When a plant isn't approved as a natural treatment, there are no pharmaceutical reps out there educating doctors about it (Didn't you know that's how doctors keep educated?). In addition, even if a doctor has read about a useful plant, he is more likely to face a malpractice suit for an allergic reaction to an alternative medicine than from killing someone with a "standard and accepted" treatment. Which do you think he'll recommend?
Companies face the same issues of liability. In addition, the companies are limited in what they can say about these natural products. This is why you can look all over the box that some plant medicines come in, and never once see a mention of what it is for. It is tough to learn about these natural treatments, isn't it?

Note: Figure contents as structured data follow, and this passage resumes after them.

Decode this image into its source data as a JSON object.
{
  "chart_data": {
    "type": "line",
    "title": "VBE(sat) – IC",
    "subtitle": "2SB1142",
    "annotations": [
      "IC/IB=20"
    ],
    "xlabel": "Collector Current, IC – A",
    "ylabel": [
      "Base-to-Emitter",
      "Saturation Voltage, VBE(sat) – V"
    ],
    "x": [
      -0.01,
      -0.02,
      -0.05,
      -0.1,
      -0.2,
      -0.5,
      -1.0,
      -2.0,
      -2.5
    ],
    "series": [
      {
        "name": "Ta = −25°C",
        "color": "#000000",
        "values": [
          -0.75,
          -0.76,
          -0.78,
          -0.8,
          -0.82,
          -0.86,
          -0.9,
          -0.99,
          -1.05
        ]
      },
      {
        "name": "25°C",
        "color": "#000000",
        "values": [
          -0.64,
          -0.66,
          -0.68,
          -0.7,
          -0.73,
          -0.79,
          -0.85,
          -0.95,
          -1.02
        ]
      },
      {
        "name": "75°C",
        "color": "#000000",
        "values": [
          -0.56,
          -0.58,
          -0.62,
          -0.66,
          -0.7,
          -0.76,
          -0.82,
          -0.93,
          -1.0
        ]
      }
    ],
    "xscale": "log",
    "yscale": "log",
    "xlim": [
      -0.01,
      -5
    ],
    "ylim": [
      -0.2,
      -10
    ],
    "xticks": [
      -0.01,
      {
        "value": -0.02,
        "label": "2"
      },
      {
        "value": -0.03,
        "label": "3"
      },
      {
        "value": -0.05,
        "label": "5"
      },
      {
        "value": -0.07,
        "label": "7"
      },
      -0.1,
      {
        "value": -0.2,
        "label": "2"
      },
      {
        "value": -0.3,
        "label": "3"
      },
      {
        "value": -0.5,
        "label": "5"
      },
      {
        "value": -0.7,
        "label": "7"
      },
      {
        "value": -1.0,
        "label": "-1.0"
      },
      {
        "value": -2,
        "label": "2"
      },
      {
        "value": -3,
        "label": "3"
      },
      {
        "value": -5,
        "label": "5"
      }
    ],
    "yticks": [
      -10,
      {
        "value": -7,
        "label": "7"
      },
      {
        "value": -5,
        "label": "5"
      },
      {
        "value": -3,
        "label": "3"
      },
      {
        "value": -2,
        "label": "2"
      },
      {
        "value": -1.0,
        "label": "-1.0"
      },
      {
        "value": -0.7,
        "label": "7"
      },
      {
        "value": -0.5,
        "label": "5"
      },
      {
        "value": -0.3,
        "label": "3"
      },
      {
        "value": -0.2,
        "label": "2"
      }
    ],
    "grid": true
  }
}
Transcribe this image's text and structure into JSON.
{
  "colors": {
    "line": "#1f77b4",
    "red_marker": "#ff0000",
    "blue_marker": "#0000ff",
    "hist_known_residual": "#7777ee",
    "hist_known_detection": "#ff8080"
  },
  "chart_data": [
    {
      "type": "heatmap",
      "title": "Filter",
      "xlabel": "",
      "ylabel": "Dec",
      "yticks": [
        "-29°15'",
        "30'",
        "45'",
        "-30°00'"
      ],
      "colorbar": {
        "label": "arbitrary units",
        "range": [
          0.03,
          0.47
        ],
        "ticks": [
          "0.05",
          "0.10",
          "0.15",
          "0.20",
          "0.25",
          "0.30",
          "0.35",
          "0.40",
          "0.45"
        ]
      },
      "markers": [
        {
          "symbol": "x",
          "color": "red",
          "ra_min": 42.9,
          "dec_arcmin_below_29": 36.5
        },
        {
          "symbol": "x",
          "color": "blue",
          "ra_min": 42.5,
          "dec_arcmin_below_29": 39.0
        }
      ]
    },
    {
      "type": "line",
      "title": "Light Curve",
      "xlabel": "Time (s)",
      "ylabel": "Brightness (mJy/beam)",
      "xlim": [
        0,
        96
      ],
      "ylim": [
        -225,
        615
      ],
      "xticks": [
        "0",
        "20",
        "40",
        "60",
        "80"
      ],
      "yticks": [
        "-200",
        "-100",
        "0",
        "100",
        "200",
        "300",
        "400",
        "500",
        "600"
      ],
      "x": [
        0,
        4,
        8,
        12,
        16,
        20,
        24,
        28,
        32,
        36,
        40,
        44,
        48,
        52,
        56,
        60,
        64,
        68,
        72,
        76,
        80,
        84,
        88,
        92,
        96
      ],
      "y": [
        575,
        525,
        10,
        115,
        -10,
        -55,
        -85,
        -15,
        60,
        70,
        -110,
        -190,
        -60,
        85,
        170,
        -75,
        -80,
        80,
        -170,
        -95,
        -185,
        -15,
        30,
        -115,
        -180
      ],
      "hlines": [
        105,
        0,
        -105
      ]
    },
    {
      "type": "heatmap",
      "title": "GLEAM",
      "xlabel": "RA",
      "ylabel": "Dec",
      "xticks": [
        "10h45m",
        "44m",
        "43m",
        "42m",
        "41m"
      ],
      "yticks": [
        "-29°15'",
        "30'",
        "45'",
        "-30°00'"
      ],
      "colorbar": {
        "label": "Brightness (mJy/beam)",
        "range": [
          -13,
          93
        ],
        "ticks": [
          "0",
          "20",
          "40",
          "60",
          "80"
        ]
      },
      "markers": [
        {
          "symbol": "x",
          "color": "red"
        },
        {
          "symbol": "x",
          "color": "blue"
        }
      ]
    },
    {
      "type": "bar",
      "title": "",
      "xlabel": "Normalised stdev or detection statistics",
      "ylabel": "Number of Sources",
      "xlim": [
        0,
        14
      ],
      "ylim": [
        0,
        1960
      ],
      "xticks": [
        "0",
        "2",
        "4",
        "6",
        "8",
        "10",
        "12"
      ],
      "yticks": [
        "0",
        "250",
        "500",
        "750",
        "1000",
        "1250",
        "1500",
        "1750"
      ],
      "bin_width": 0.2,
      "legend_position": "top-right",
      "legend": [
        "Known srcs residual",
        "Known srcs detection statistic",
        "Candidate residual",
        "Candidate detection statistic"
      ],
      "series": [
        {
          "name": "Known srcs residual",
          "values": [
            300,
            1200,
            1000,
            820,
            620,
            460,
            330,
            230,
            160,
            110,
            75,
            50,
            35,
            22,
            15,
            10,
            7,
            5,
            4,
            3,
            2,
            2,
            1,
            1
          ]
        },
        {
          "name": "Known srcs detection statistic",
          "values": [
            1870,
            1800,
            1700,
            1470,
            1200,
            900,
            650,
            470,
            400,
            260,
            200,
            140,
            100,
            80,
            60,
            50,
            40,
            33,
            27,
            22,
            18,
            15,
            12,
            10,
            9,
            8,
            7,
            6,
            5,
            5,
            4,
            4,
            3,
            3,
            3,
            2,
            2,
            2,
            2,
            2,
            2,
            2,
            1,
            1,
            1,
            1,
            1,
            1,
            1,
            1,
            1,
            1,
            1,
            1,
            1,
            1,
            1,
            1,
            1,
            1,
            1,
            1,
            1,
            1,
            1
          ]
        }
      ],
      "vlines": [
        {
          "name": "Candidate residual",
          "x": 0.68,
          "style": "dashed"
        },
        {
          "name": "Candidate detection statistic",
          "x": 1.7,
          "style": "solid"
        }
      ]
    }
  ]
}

In other words, if you want to know about alternative medicines and medical treatment, you have to look outside the mainstream for your information. You have to read the magazines that cover these alternatives, and sometimes, when it is safe, you have to even experiment a little on yourself.
As for my own approach, I like to see that there is actually some real research that demonstrates a benefit. Anecdotal evidence doesn't mean much. People get better all the time, and credit whatever they happened to be using at the time. On the other hand, if it is inexpensive and safe, like eating blueberries to improve vision, I'll try almost anything once.
Do natural treatments work? Sometimes. I have twice removed skin growths from my face that may have even been pre-cancerous. They were there for many years, yet it took just weeks to make them disappear using a simple and cheap natural product. I have also witnessed the fastest healing of a cut (on my foot) that I've ever seen, after applying a common plant to it. Some alternative medicines really do work.